Creation deserves our compassion—she has been sold into slavery by our sins. This is a post for reflecting outside the ‘temporal box’ and glimpsing through an eternal perspective.
It was not for any fault on the part of creation that it was made unable to attain its purpose. It was made so by God; but creation still retains the hope of being freed, like us, from its slavery to decadence, to enjoy the same
freedom and glory as the children of God. [Romans 8:20-21 Jerusalem Bible
In my little corner of creation I have recently enjoyed some of the most pristine weather over a period of several days. These are the coveted ‘perfect’ days of bright sunshine, mild temperature, low humidity, and slight breeze. It’s nearly a sin to stay indoors on such days. It’s so easy to enjoy ourselves, cultivating renewal of lawns and gardens: the growth is lush. Everything seems perfectly in order as the cycle of life-death-renewal goes on predictably.
But the passage from Paul’s letter to the Romans reveals that it is not actually so. The more common bible translation speaks of ‘creation being subject to futility’. Our notion of observable creation as rightly ordered is a misnomer. When we perceive “all of creation”, which includes both the spiritual realm as well as the material universe; we must understand this in terms of its overall ‘subjection’. In our temporal state we classify as 'normal', reoccurring phenomenon including the sequence of birth, death, and decay. But from the eternal perspective, creation is frustrated and groaning in labor. Earthquakes, tornadoes, hurricanes, tsunamis, floods and a host of other ‘events’—all are the created world’s ‘burdens and affliction’. So too are plagues, drought, disease and most of all—death.

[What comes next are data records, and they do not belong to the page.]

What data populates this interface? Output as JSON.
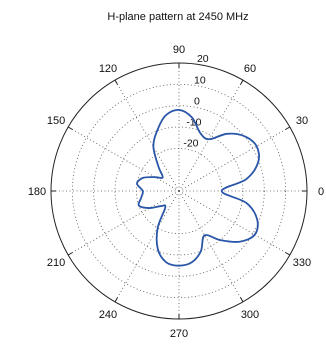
{
  "chart_data": {
    "type": "line",
    "projection": "polar",
    "title": "H-plane pattern at 2450 MHz",
    "xlabel": "",
    "ylabel": "",
    "theta_unit": "degrees",
    "theta_ticks": [
      0,
      30,
      60,
      90,
      120,
      150,
      180,
      210,
      240,
      270,
      300,
      330
    ],
    "theta_tick_labels": [
      "0",
      "30",
      "60",
      "90",
      "120",
      "150",
      "180",
      "210",
      "240",
      "270",
      "300",
      "330"
    ],
    "r_ticks": [
      -20,
      -10,
      0,
      10,
      20
    ],
    "r_tick_labels": [
      "-20",
      "-10",
      "0",
      "10",
      "20"
    ],
    "rlim": [
      -40,
      20
    ],
    "grid": true,
    "line_color": "#2a56a8",
    "series": [
      {
        "theta": [
          0,
          10,
          20,
          30,
          40,
          50,
          60,
          70,
          80,
          90,
          100,
          110,
          120,
          130,
          140,
          150,
          160,
          170,
          180,
          190,
          200,
          210,
          220,
          230,
          240,
          250,
          260,
          270,
          280,
          290,
          300,
          310,
          320,
          330,
          340,
          350,
          360
        ],
        "r": [
          -20,
          -8,
          -0.5,
          2,
          0,
          -5,
          -12,
          -11,
          -5,
          -2,
          -4,
          -10,
          -16,
          -25,
          -30,
          -27,
          -22,
          -20,
          -23,
          -22,
          -20,
          -24,
          -29,
          -30,
          -20,
          -11,
          -6,
          -5,
          -6,
          -10,
          -16,
          -10,
          -3,
          1,
          -1,
          -8,
          -20
        ]
      }
    ]
  }
}
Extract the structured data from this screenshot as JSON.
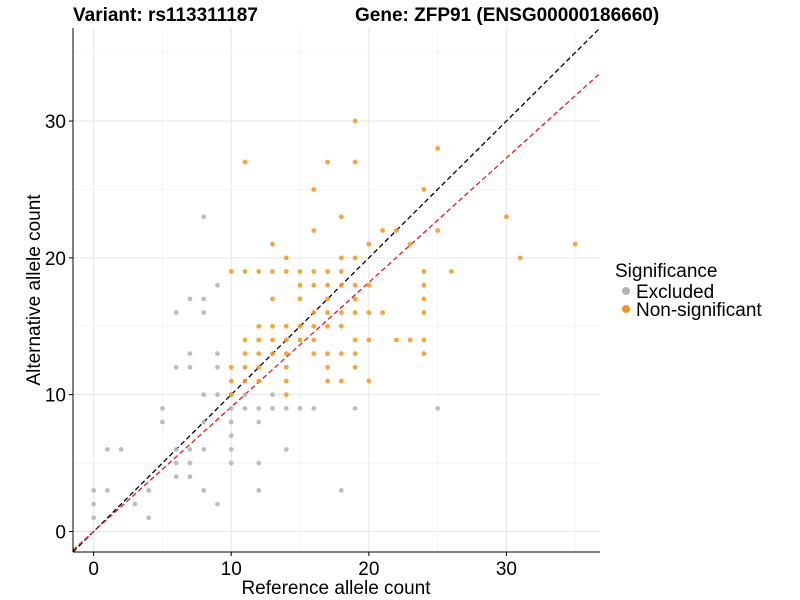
{
  "chart_data": {
    "type": "scatter",
    "title_left": "Variant: rs113311187",
    "title_right": "Gene: ZFP91 (ENSG00000186660)",
    "xlabel": "Reference allele count",
    "ylabel": "Alternative allele count",
    "xlim": [
      -1.5,
      36.8
    ],
    "ylim": [
      -1.5,
      36.8
    ],
    "xticks": [
      0,
      10,
      20,
      30
    ],
    "yticks": [
      0,
      10,
      20,
      30
    ],
    "grid": true,
    "reference_lines": [
      {
        "name": "identity",
        "slope": 1.0,
        "intercept": 0,
        "color": "#000000",
        "dash": "dashed"
      },
      {
        "name": "fit",
        "slope": 0.91,
        "intercept": 0,
        "color": "#e31a1c",
        "dash": "dashed"
      }
    ],
    "legend": {
      "title": "Significance",
      "position": "right",
      "entries": [
        {
          "label": "Excluded",
          "color": "#b3b3b3"
        },
        {
          "label": "Non-significant",
          "color": "#f7941d"
        }
      ]
    },
    "series": [
      {
        "name": "Excluded",
        "color": "#b3b3b3",
        "points": [
          [
            0,
            1
          ],
          [
            0,
            2
          ],
          [
            0,
            3
          ],
          [
            1,
            3
          ],
          [
            1,
            6
          ],
          [
            2,
            6
          ],
          [
            3,
            2
          ],
          [
            4,
            1
          ],
          [
            4,
            3
          ],
          [
            5,
            8
          ],
          [
            5,
            9
          ],
          [
            6,
            4
          ],
          [
            6,
            5
          ],
          [
            6,
            6
          ],
          [
            6,
            12
          ],
          [
            6,
            16
          ],
          [
            7,
            4
          ],
          [
            7,
            5
          ],
          [
            7,
            6
          ],
          [
            7,
            12
          ],
          [
            7,
            13
          ],
          [
            7,
            17
          ],
          [
            8,
            3
          ],
          [
            8,
            6
          ],
          [
            8,
            8
          ],
          [
            8,
            10
          ],
          [
            8,
            16
          ],
          [
            8,
            17
          ],
          [
            8,
            23
          ],
          [
            9,
            2
          ],
          [
            9,
            10
          ],
          [
            9,
            12
          ],
          [
            9,
            13
          ],
          [
            9,
            18
          ],
          [
            10,
            5
          ],
          [
            10,
            6
          ],
          [
            10,
            7
          ],
          [
            10,
            8
          ],
          [
            10,
            9
          ],
          [
            10,
            10
          ],
          [
            11,
            9
          ],
          [
            11,
            10
          ],
          [
            12,
            3
          ],
          [
            12,
            5
          ],
          [
            12,
            8
          ],
          [
            12,
            9
          ],
          [
            13,
            9
          ],
          [
            13,
            10
          ],
          [
            14,
            6
          ],
          [
            14,
            9
          ],
          [
            15,
            9
          ],
          [
            16,
            9
          ],
          [
            18,
            3
          ],
          [
            19,
            9
          ],
          [
            25,
            9
          ]
        ]
      },
      {
        "name": "Non-significant",
        "color": "#f7941d",
        "points": [
          [
            10,
            10
          ],
          [
            10,
            11
          ],
          [
            10,
            12
          ],
          [
            10,
            19
          ],
          [
            11,
            11
          ],
          [
            11,
            12
          ],
          [
            11,
            13
          ],
          [
            11,
            14
          ],
          [
            11,
            19
          ],
          [
            11,
            27
          ],
          [
            12,
            11
          ],
          [
            12,
            12
          ],
          [
            12,
            13
          ],
          [
            12,
            14
          ],
          [
            12,
            15
          ],
          [
            12,
            19
          ],
          [
            13,
            13
          ],
          [
            13,
            14
          ],
          [
            13,
            15
          ],
          [
            13,
            17
          ],
          [
            13,
            19
          ],
          [
            13,
            21
          ],
          [
            14,
            10
          ],
          [
            14,
            11
          ],
          [
            14,
            12
          ],
          [
            14,
            13
          ],
          [
            14,
            14
          ],
          [
            14,
            15
          ],
          [
            14,
            19
          ],
          [
            14,
            20
          ],
          [
            15,
            14
          ],
          [
            15,
            15
          ],
          [
            15,
            17
          ],
          [
            15,
            18
          ],
          [
            15,
            19
          ],
          [
            16,
            13
          ],
          [
            16,
            14
          ],
          [
            16,
            15
          ],
          [
            16,
            16
          ],
          [
            16,
            18
          ],
          [
            16,
            19
          ],
          [
            16,
            22
          ],
          [
            16,
            25
          ],
          [
            17,
            11
          ],
          [
            17,
            12
          ],
          [
            17,
            13
          ],
          [
            17,
            15
          ],
          [
            17,
            16
          ],
          [
            17,
            17
          ],
          [
            17,
            18
          ],
          [
            17,
            19
          ],
          [
            17,
            27
          ],
          [
            18,
            11
          ],
          [
            18,
            13
          ],
          [
            18,
            15
          ],
          [
            18,
            16
          ],
          [
            18,
            18
          ],
          [
            18,
            19
          ],
          [
            18,
            20
          ],
          [
            18,
            23
          ],
          [
            19,
            12
          ],
          [
            19,
            13
          ],
          [
            19,
            14
          ],
          [
            19,
            16
          ],
          [
            19,
            17
          ],
          [
            19,
            18
          ],
          [
            19,
            20
          ],
          [
            19,
            27
          ],
          [
            19,
            30
          ],
          [
            20,
            11
          ],
          [
            20,
            14
          ],
          [
            20,
            16
          ],
          [
            20,
            18
          ],
          [
            20,
            21
          ],
          [
            21,
            16
          ],
          [
            21,
            22
          ],
          [
            22,
            14
          ],
          [
            22,
            22
          ],
          [
            23,
            14
          ],
          [
            23,
            21
          ],
          [
            24,
            13
          ],
          [
            24,
            14
          ],
          [
            24,
            16
          ],
          [
            24,
            17
          ],
          [
            24,
            18
          ],
          [
            24,
            19
          ],
          [
            24,
            25
          ],
          [
            25,
            22
          ],
          [
            25,
            28
          ],
          [
            26,
            19
          ],
          [
            30,
            23
          ],
          [
            31,
            20
          ],
          [
            35,
            21
          ]
        ]
      }
    ]
  }
}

Just because we’re consigned by Judgment to a ‘fallen creation’ doesn’t mean it’s the natural state. It’s important to occasionally bear this in mind, so as to put into perspective what the true ‘pristine environment’ actually is. It resembles the New Earth pictured in the Book of Revelation [cf. Rev 21], far more than the idyllic scenes captured in nature journals. Creation has been frustrated in her primary purpose and fulfillment (whatever that will be): she deserves our compassion. We must bow our heads and accept both our own fallen human nature and its damage to all of creation. Then we can accept our redemption.
Christianity is the only faith I know which proclaims the New Heavens and the New Earth. Others (including the view of non-believers) generally see ‘perfection of creation’ as that which is untainted by human interference. I guess there’s a particle of truth in that paradigm, assuming we acknowledge the effect of sin. If we deny sin against the Creator and his corresponding judgment; if we see merely the physical (i.e. scientific) laws of the temporal order or some other physical distinction, as that which defines the state of creation: then we have limited our view unwisely.
Recent events such as the tsunami in Myanmar and the earthquakes in China bring forth all forms of speculation as to the meaning of nature’s eruptions. They range from ‘this is God’s punishment’ to ‘these are simply random but unfortunate weather patterns with disastrous consequences’. Those who point to ‘punishment’ will select some sinful behavior to highlight and claim a linkage. There is a passage in the gospel that I think is particularly useful here.
At that very time there were some present who told [Jesus] about the Galileans whose blood Pilate had mingled with their sacrifices. He asked them, ‘Do you think that because these Galileans suffered in this way they were worse
sinners than all other Galileans? No, I tell you; but unless you repent,
you will all perish as they did. Or those eighteen who were killed when
the tower of Siloam fell on them—do you think that they sere worse offenders
than all the others living in Jerusalem? No, I tell you; but unless you
repent, you will all perish just as they did.’ [Luke 13:1-5]
I claim no specific knowledge, but to my mind this is the result of what we refer to as ‘original sin' and its progeny. The ‘sudden’ shifting of tectonic plates under the earth is, in one sense, the result of natural forces building over centuries or even eons: and yet, taken in faith, they are the travails of Creation shaken from her original purpose. Remembering Our Lord’s admonition—these tragedies could have befallen us—there’s no evidence to indicate that the sins of those affected were greater than ours. The victims of these and all tragedies deserve our response in faith: our most heartfelt compassion, prayers, solace and substantial material aid.
Most probably this is the affliction of nature itself caused by the sin of all mankind—sin in which we all share. We must bear the tribulation of violent outbursts until the end times when all of creation will be…"freed, like us, from its slavery to decadence, to enjoy the same freedom and glory as the children of God.”